A Nexus for Neuroscience

A Nexus for Neuroscience

Max Planck Florida Corporation, Max Planck Florida Institute for Neuroscience

Laboratories and Research

The Max Planck Florida Institute for Neuroscience is both the first overseas outpost of Germany’s illustrious Max Planck Society and a key building block of Florida’s emerging biotechnology economy.

The building—the Max Planck Society’s first non-European branch—provides a state-of-the-art home for neuroscience research in a setting best known for golf and beautiful beaches. It is set on the campus of Florida Atlantic University and adjacent to the new Scripps Research Institute. Together, the institutions form the nucleus of an emerging Palm Beach County life sciences community.

The gleaming facility was designed to serve as a recruitment magnet for top scientific researchers from around the world, to represent the Max Planck Society’s distinctive culture, and to provide highly flexible research space for a program that will evolve in response to the research interests of new recruits. 

Location

Jupiter, FL

Square Feet

101,060

Completion date

2012

Project Component

Architectural design

Interior design and space planning

Certifications

LEED Gold

Large expanses of interior glass bring natural light deep into the space and allow occupants to see the life of the building from all corners.

Interior wooden louvers throughout the public areas further moderate incoming light, adding to the play of light and shade.

The building provides highly flexible laboratory space for scientists with diverse research interests who were recruited over a five-year growth period. Labs are equipped with flexible and removable benches that allow spaces to be configured as traditional wet bench space, open apparatus rooms, or dry research areas—and anything in between. Robust overhead service carriers with quick-connect fittings provide an extensive array of essential bench services and allow for rapid laboratory renovations without the involvement of specialty contractors. Specialized support suites accommodate microscopy, imaging, animal research, tissue culture, and custom apparatus fabrication, giving the institution flexibility to grow and evolve in unpredictable directions over time.

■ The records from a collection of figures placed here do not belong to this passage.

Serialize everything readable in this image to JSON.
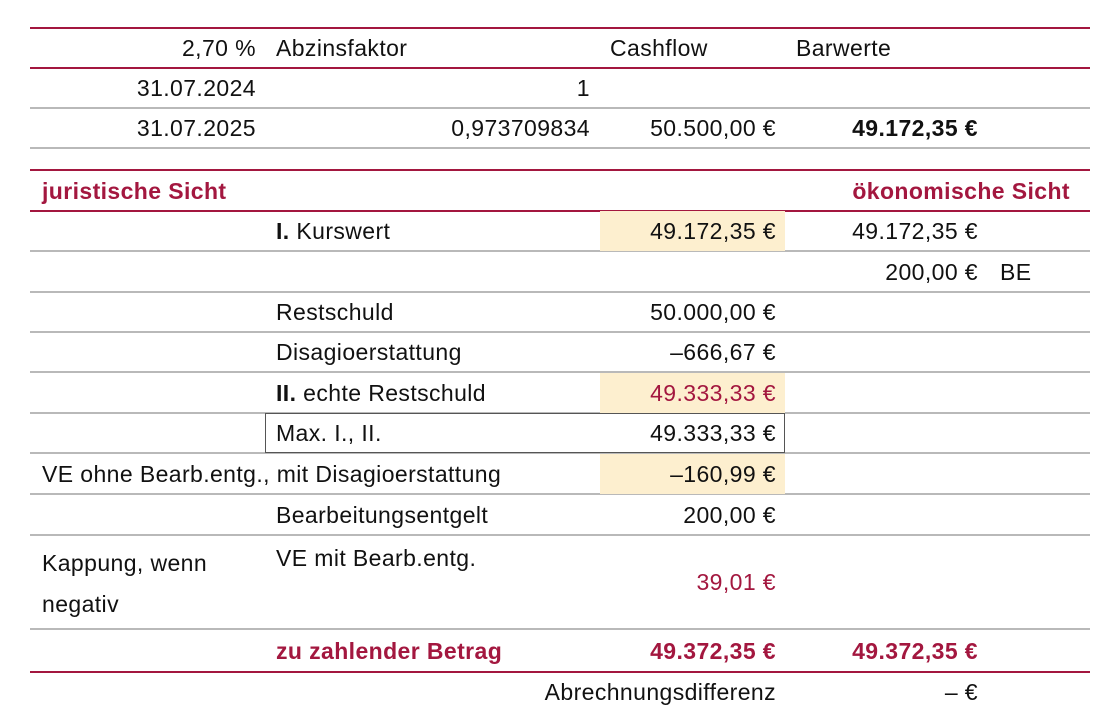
{
  "header": {
    "rate": "2,70 %",
    "col_factor": "Abzinsfaktor",
    "col_cashflow": "Cashflow",
    "col_present": "Barwerte"
  },
  "rows_top": [
    {
      "date": "31.07.2024",
      "factor": "1",
      "cashflow": "",
      "present": ""
    },
    {
      "date": "31.07.2025",
      "factor": "0,973709834",
      "cashflow": "50.500,00 €",
      "present": "49.172,35 €"
    }
  ],
  "sections": {
    "legal": "juristische Sicht",
    "economic": "ökonomische Sicht"
  },
  "calc": {
    "kurswert_num": "I.",
    "kurswert_label": "Kurswert",
    "kurswert_value": "49.172,35 €",
    "kurswert_econ": "49.172,35 €",
    "be_value": "200,00 €",
    "be_label": "BE",
    "restschuld_label": "Restschuld",
    "restschuld_value": "50.000,00 €",
    "disagio_label": "Disagioerstattung",
    "disagio_value": "–666,67 €",
    "echte_num": "II.",
    "echte_label": "echte Restschuld",
    "echte_value": "49.333,33 €",
    "max_label": "Max. I., II.",
    "max_value": "49.333,33 €",
    "ve_ohne_label": "VE ohne Bearb.entg., mit Disagioerstattung",
    "ve_ohne_value": "–160,99 €",
    "bearb_label": "Bearbeitungsentgelt",
    "bearb_value": "200,00 €",
    "kappung_line1": "Kappung, wenn",
    "kappung_line2": "negativ",
    "ve_mit_label": "VE mit Bearb.entg.",
    "ve_mit_value": "39,01 €",
    "zahlen_label": "zu zahlender Betrag",
    "zahlen_value": "49.372,35 €",
    "zahlen_econ": "49.372,35 €",
    "diff_label": "Abrechnungsdifferenz",
    "diff_value": "– €"
  },
  "colors": {
    "accent": "#a3173f",
    "highlight": "#fdefcf"
  }
}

The facility is designed to foster a new community of scientists assembled from around the world. Laboratories are organized around an inviting social center that draws people together from throughout the building. On-site dining and recreational amenities provide the social magnets fundamental to community building; they are complemented by generous meeting and lounge spaces, lunch room and terrace, auditorium, dramatic entry atrium, and shaded outdoor gathering spots with fountains. Few spaces are fully enclosed; floor-to-ceiling glass walls allow open views throughout the building, while providing acoustical and environmental separation where they are needed.

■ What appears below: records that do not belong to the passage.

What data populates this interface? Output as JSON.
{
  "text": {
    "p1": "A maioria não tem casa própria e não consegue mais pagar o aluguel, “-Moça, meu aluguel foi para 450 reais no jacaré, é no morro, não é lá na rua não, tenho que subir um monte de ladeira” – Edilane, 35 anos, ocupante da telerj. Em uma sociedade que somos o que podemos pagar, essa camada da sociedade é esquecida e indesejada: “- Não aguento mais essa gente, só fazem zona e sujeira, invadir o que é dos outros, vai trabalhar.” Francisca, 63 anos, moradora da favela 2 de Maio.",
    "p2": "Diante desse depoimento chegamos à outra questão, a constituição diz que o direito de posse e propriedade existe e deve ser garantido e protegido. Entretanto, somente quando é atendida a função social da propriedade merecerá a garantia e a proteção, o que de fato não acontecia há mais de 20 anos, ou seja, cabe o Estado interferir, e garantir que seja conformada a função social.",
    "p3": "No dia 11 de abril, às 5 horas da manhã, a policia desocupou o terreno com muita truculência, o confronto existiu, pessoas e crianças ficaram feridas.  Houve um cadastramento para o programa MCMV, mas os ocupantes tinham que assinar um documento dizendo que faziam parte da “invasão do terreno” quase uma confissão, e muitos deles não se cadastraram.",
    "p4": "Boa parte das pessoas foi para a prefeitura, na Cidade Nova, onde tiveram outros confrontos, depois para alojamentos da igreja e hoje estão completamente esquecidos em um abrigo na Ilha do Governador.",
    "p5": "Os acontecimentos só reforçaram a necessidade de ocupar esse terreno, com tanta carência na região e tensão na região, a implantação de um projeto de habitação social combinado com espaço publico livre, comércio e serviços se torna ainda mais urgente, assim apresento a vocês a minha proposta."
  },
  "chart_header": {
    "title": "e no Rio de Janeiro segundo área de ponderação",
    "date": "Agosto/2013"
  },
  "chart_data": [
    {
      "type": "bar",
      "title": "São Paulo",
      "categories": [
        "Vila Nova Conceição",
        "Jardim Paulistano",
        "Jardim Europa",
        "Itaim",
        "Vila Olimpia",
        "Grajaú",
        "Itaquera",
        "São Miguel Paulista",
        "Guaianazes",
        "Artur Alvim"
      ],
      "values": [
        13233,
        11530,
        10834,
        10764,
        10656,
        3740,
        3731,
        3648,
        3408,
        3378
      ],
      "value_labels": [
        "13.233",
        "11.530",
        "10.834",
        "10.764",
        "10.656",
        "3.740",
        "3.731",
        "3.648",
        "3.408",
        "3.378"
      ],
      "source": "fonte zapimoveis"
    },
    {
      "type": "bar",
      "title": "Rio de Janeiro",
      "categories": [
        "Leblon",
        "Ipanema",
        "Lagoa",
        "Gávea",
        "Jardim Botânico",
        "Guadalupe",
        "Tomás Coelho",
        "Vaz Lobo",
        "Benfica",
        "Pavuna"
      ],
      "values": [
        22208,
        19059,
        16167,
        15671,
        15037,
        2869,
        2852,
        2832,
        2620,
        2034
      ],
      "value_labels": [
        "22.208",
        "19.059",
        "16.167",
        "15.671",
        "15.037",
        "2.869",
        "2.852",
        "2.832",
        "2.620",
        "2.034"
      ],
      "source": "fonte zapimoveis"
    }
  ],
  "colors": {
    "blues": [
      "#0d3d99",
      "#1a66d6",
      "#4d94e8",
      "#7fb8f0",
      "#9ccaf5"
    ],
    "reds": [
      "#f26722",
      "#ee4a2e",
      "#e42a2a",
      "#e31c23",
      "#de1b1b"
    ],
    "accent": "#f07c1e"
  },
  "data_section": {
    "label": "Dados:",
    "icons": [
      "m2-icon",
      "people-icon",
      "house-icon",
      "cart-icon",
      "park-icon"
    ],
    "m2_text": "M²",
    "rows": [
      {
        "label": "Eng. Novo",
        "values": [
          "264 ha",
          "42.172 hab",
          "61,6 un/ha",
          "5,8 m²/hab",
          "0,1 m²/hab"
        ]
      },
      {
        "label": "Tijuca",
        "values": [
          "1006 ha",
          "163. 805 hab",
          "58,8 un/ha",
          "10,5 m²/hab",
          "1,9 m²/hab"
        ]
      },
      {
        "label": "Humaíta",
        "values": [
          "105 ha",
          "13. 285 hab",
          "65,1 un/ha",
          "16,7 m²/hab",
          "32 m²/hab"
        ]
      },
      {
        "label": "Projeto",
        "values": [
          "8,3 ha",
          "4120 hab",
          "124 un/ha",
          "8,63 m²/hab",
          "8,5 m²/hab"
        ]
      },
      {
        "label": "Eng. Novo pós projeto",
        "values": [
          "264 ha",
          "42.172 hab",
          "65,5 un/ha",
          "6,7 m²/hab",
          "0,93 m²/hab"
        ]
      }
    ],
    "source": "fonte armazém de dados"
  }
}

Laboratory spaces are designed with adjustable, removable benches and open work areas that can be quickly reconfigured as new scientists are hired or research goals change.

The building was designed to serve as a compelling, all-inclusive scientific home with spectacular public spaces, amenities, and comprehensive conference facilities.

The LEED Gold building is among the most energy-efficient research buildings in South Florida. The exterior design strategy dramatically reduces cooling costs by limiting outside heat gain and controls electrical loads through well-managed natural daylighting. In addition to lowering energy use through highly efficient envelope design and advanced systems engineering, the building extracts substantial energy from its waste streams. Laboratory spaces are cooled with ‘cascading’ conditioned air that is first delivered to offices and public spaces. Enthalpy recovery systems capture and reuse energy from exhaust air, while humidity removed from fresh air intakes is reused as cooling tower water. The landscaping is irrigated with the city’s reclaimed water supply, with special care taken to select plants that thrive naturally in the sub-tropic environment.

"The knowledge that we will gain from the Max Planck Florida Institute will create a basis for revolutionary innovations - the foundation on which the world of tomorrow will be built."
Dr. Peter Gruss, Former President, Max Planck Society

Each of Max Planck Society's buildings convey a distinctive modern architectural vision: clean, crisp, highly rational, and free of superfluous elements.